Queenstown
Queenstown is a resort town in Otago in the southwest of New Zealand's South Island. The town is built around an inlet called Queenstown Bay on Lake Wakatipu, a long, thin, Z-shaped lake formed by glacial processes, and has views of nearby mountains such as The Remarkables, Cecil Peak, Walter Peak, and just above the town, Ben Lomond and Queenstown Hill.
History
Māori settlement and presence
The area was discovered and first settled by Māori before non-Māori arrived.
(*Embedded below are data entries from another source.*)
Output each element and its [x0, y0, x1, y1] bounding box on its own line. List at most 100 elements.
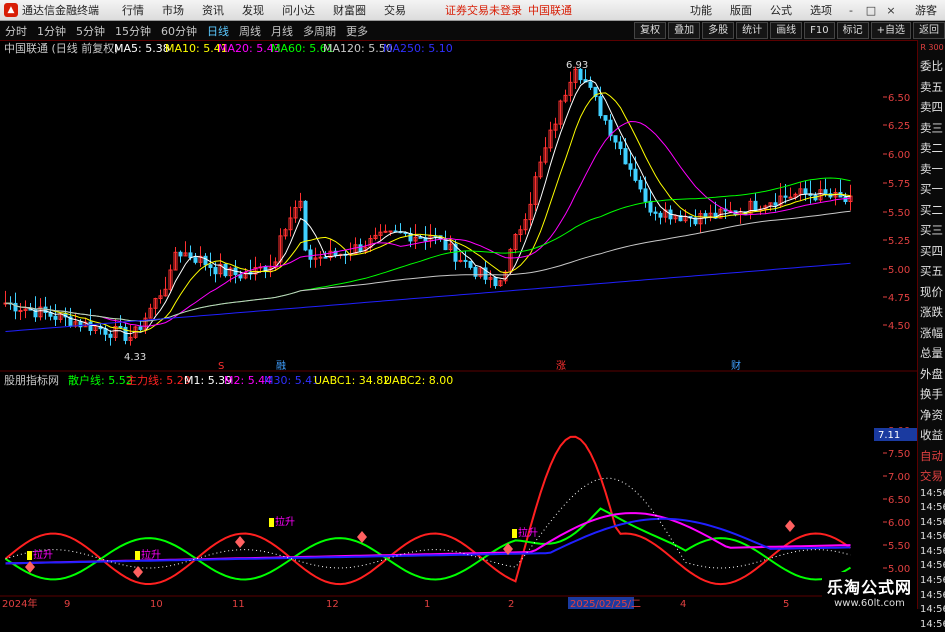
menu-discover[interactable]: 发现 [233, 2, 273, 18]
ma-line [5, 92, 851, 333]
y-tick-sub: 7.00 [888, 472, 910, 483]
x-axis-label: 2025/02/25/二 [570, 599, 641, 609]
candle-body [803, 188, 808, 195]
period-15min[interactable]: 15分钟 [110, 23, 156, 39]
multi-stock-button[interactable]: 多股 [702, 22, 735, 39]
x-axis-label: 12 [326, 599, 339, 609]
side-panel-item[interactable]: 14:56 [918, 530, 945, 545]
y-tick-main: 6.25 [888, 121, 910, 132]
side-panel-item[interactable]: 涨幅 [918, 323, 945, 344]
menu-wealth[interactable]: 财富圈 [324, 2, 375, 18]
side-panel-item[interactable]: 换手 [918, 384, 945, 405]
menu-ask[interactable]: 问小达 [273, 2, 324, 18]
sub-y-axis: 8.007.507.006.506.005.505.00 [883, 426, 910, 575]
candle-body [108, 333, 113, 338]
side-panel-item[interactable]: 涨跌 [918, 302, 945, 323]
y-tick-main: 5.75 [888, 179, 910, 190]
side-panel-item[interactable]: 净资 [918, 405, 945, 426]
uabc2-label: UABC2: 8.00 [384, 374, 453, 387]
menu-function[interactable]: 功能 [681, 2, 721, 18]
guest-label[interactable]: 游客 [915, 2, 937, 18]
restore-rights-button[interactable]: 复权 [634, 22, 667, 39]
ma-line [5, 79, 851, 335]
side-panel-item[interactable]: 现价 [918, 282, 945, 303]
side-panel-item[interactable]: 卖三 [918, 118, 945, 139]
side-panel-item[interactable]: 卖二 [918, 138, 945, 159]
mark-button[interactable]: 标记 [836, 22, 869, 39]
menu-market[interactable]: 市场 [153, 2, 193, 18]
side-panel-item[interactable]: 卖四 [918, 97, 945, 118]
candle-body [823, 189, 828, 195]
back-button[interactable]: 返回 [913, 22, 945, 39]
side-panel-item[interactable]: 14:56 [918, 501, 945, 516]
candle-body [843, 196, 848, 203]
chart-area[interactable]: 中国联通 (日线 前复权) MA5: 5.38 MA10: 5.41 MA20:… [0, 40, 917, 610]
side-panel-item[interactable]: 14:56 [918, 574, 945, 589]
side-panel-item[interactable]: 总量 [918, 343, 945, 364]
side-panel-item[interactable]: 买五 [918, 261, 945, 282]
side-panel-item[interactable]: 14:56 [918, 545, 945, 560]
menu-quotes[interactable]: 行情 [113, 2, 153, 18]
sub-chart-title: 股朋指标网 [4, 373, 59, 387]
minimize-button[interactable]: - [844, 4, 858, 17]
side-panel-item[interactable]: 买四 [918, 241, 945, 262]
signal-label: 拉升 [141, 548, 161, 561]
menu-layout[interactable]: 版面 [721, 2, 761, 18]
period-60min[interactable]: 60分钟 [156, 23, 202, 39]
login-alert[interactable]: 证券交易未登录 [445, 2, 522, 18]
draw-line-button[interactable]: 画线 [770, 22, 803, 39]
menu-options[interactable]: 选项 [801, 2, 841, 18]
moving-average-lines [5, 79, 851, 335]
low-price-label: 4.33 [124, 352, 146, 363]
candle-body [638, 179, 643, 190]
candle-body [753, 200, 758, 212]
y-tick-main: 5.00 [888, 265, 910, 276]
x-axis-label: 9 [64, 599, 70, 609]
y-tick-main: 6.00 [888, 150, 910, 161]
side-panel-item[interactable]: 14:56 [918, 559, 945, 574]
close-button[interactable]: × [884, 4, 898, 17]
period-multi[interactable]: 多周期 [298, 23, 341, 39]
side-panel-item[interactable]: 14:56 [918, 487, 945, 502]
menu-trade[interactable]: 交易 [375, 2, 415, 18]
side-panel-item[interactable]: 自动 [918, 446, 945, 467]
side-panel-item[interactable]: 交易 [918, 466, 945, 487]
menu-news[interactable]: 资讯 [193, 2, 233, 18]
signal-diamond-icon [133, 566, 143, 578]
side-panel-item[interactable]: 卖五 [918, 77, 945, 98]
candle-body [588, 81, 593, 88]
candle-body [138, 326, 143, 330]
ma5-label: MA5: 5.38 [114, 42, 170, 55]
period-1min[interactable]: 1分钟 [32, 23, 71, 39]
side-panel-item[interactable]: 14:56 [918, 589, 945, 604]
period-day[interactable]: 日线 [202, 23, 234, 39]
side-panel-item[interactable]: 收益 [918, 425, 945, 446]
f10-button[interactable]: F10 [804, 22, 835, 39]
side-panel-item[interactable]: 买三 [918, 220, 945, 241]
side-panel-item[interactable]: 外盘 [918, 364, 945, 385]
side-panel-item[interactable]: 委比 [918, 56, 945, 77]
side-panel-item[interactable]: 买一 [918, 179, 945, 200]
side-panel-item[interactable]: 14:56 [918, 516, 945, 531]
side-panel-item[interactable]: 卖一 [918, 159, 945, 180]
period-tick[interactable]: 分时 [0, 23, 32, 39]
period-toolbar: 分时 1分钟 5分钟 15分钟 60分钟 日线 周线 月线 多周期 更多 复权 … [0, 21, 945, 41]
overlay-button[interactable]: 叠加 [668, 22, 701, 39]
maximize-button[interactable]: □ [864, 4, 878, 17]
side-panel-item[interactable]: 买二 [918, 200, 945, 221]
period-week[interactable]: 周线 [234, 23, 266, 39]
side-panel-item[interactable]: 14:56 [918, 603, 945, 618]
period-5min[interactable]: 5分钟 [71, 23, 110, 39]
add-watchlist-button[interactable]: +自选 [870, 22, 911, 39]
ma-line [5, 210, 851, 322]
kline-chart-svg[interactable]: 中国联通 (日线 前复权) MA5: 5.38 MA10: 5.41 MA20:… [0, 40, 917, 610]
side-panel-item[interactable]: 14:56 [918, 618, 945, 632]
main-force-label: 主力线: 5.29 [126, 373, 191, 387]
candle-body [773, 202, 778, 206]
period-month[interactable]: 月线 [266, 23, 298, 39]
statistics-button[interactable]: 统计 [736, 22, 769, 39]
candle-body [13, 302, 18, 312]
signal-flag [135, 551, 140, 560]
period-more[interactable]: 更多 [341, 23, 373, 39]
menu-formula[interactable]: 公式 [761, 2, 801, 18]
The first non-Māori to see Lake Wakatipu was European Nathanael Chalmers who was guided by Reko, the chief of the Tuturau, over the Waimea Plains and up the Mataura River in September 1853. Evidence of stake nets, baskets for catching eels, spears, and ashes indicated the Glenorchy area was visited by Māori. It is likely Ngāi Tahu Māori visited Queenstown en route to collect Pounamu (greenstone). A settlement called Te Kirikiri Pa was occupied by the tribe of Kāti Māmoe which was situated where the Queenstown Gardens are today, but by the time European migrants arrived in the 1860s, this settlement was no longer being used.
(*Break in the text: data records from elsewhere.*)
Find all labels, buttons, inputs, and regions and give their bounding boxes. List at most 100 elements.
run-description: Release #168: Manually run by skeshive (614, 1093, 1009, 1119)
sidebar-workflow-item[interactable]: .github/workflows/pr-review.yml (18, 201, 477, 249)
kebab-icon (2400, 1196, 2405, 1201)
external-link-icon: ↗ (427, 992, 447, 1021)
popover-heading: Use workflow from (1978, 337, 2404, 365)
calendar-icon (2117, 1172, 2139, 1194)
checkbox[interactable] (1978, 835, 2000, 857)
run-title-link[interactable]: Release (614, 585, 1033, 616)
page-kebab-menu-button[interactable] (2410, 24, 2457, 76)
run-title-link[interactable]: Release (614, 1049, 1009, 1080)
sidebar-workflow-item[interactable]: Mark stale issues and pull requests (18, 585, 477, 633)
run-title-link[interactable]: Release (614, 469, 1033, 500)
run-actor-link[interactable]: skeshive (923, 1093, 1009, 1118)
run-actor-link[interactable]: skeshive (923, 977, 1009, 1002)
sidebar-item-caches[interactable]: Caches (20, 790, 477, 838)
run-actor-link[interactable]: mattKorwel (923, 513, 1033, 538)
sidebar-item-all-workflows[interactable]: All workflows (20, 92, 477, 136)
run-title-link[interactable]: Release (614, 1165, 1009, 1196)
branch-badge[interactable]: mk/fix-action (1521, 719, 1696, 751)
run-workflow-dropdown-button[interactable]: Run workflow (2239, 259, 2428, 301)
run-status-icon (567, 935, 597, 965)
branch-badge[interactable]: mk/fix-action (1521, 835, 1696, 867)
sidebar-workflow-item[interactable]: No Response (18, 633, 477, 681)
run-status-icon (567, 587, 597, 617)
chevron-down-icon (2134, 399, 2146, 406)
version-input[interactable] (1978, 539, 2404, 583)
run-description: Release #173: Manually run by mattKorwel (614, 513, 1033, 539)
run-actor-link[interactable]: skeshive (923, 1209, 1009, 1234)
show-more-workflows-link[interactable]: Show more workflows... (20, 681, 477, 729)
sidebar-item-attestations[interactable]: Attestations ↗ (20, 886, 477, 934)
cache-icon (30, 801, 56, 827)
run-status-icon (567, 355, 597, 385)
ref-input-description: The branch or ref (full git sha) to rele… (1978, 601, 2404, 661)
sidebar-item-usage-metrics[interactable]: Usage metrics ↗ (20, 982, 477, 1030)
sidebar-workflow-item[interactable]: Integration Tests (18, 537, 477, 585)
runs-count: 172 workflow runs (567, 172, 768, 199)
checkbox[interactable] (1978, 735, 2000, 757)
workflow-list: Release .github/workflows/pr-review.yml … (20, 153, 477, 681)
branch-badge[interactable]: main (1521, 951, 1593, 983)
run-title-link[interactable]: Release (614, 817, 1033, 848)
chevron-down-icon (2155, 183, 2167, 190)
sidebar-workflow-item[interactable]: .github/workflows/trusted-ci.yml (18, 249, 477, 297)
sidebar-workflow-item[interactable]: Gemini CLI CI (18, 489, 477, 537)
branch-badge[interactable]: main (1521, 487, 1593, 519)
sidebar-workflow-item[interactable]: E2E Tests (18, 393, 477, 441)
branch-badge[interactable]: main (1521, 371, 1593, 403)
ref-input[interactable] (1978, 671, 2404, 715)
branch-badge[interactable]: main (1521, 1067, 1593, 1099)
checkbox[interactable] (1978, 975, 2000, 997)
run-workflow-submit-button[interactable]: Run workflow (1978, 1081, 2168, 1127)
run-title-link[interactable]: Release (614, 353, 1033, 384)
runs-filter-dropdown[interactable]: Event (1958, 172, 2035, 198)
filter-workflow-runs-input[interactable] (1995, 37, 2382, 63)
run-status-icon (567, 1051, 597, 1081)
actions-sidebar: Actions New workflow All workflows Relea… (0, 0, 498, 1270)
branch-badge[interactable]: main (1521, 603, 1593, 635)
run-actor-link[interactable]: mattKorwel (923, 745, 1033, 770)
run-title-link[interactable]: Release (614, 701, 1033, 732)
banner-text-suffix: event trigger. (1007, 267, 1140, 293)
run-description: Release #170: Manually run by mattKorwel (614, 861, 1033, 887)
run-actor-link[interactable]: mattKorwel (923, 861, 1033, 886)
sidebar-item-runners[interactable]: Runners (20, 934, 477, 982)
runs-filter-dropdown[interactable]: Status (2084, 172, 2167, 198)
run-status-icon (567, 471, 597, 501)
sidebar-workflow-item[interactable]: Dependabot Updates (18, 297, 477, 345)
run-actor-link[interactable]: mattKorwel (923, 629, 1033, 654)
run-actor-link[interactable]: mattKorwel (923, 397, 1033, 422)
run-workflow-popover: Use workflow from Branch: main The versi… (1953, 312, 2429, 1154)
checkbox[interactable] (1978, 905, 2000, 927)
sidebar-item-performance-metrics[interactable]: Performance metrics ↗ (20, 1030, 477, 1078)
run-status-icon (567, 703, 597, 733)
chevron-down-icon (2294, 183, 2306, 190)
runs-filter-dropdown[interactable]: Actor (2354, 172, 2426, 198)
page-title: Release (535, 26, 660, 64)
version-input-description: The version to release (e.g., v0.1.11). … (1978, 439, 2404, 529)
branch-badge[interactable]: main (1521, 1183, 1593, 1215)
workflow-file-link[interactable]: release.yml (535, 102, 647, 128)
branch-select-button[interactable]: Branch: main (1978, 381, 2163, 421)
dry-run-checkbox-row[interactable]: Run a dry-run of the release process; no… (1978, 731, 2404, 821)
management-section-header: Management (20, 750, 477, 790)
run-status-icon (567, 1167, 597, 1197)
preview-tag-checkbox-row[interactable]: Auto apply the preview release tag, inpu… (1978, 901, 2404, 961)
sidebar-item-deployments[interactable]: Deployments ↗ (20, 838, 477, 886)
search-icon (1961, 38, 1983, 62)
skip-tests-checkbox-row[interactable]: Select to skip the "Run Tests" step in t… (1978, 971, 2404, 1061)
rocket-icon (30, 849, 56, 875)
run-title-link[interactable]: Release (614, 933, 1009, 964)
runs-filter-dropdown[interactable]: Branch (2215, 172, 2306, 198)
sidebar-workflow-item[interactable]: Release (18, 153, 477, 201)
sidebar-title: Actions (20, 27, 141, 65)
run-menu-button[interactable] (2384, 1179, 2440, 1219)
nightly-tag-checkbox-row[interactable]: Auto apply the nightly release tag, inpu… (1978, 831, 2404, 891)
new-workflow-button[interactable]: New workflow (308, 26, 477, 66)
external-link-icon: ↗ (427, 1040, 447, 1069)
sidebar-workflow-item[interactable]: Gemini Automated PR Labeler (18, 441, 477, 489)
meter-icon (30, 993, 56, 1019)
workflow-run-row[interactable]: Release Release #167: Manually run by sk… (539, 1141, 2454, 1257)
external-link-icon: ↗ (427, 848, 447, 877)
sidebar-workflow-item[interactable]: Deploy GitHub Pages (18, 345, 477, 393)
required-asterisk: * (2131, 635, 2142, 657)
European settlement c. 1860
European explorers William Gilbert Rees and Nicholas von Tunzelmann were the first non-Maoris to settle the area. Rees established a high country farm in the location of Queenstown's current town center in 1860, but the discovery of gold in the Arrow River in 1862 encouraged Rees to convert his woolshed into a hotel named the Queen's Arms, now known as Eichardt's. Many Queenstown streets bear names from the gold mining era (such as Camp Street) and some historic buildings remain. William's Cottage, the Lake Lodge of Ophir (now Artbay Gallery), Queenstown Police Station, and St Peter's Anglican Church lie close together in a designated historic precinct.
Naming
There are various apocryphal accounts of how Queenstown was named, however, the following is the most likely:
When William Rees first arrived in the area and built his homestead, the area was known as The Station although miners soon referred to it as The Camp from 1860 to 1862.
The miners, and especially the Irish, had taken an interest in the ceremony held for a town called Cobh in Ireland (then part of the United Kingdom) which was renamed Queenstown in honor of Queen Victoria in 1850. They may have had their own ceremony at the intersection of Rees and Beach Streets replicating some of the elements in the renaming of the Irish town.
There was then a public meeting to name the township on the lake in January 1863 (probably the weekend of the 3rd and 4th) in which the town was officially given the name of Queenstown in reference to Ireland's Queenstown. By 9 and 10 January 1863, the town was being reported with the name of Queenstown in several reports written by a correspondent in the Otago Witness on 5 and 6 January. During the meeting, there may have been a reference by a miner to the town being "fit for a Queen" (this is one of the most popular accounts of how the town was named).
Tāhuna, the Māori-language name for Queenstown, means "shallow bay".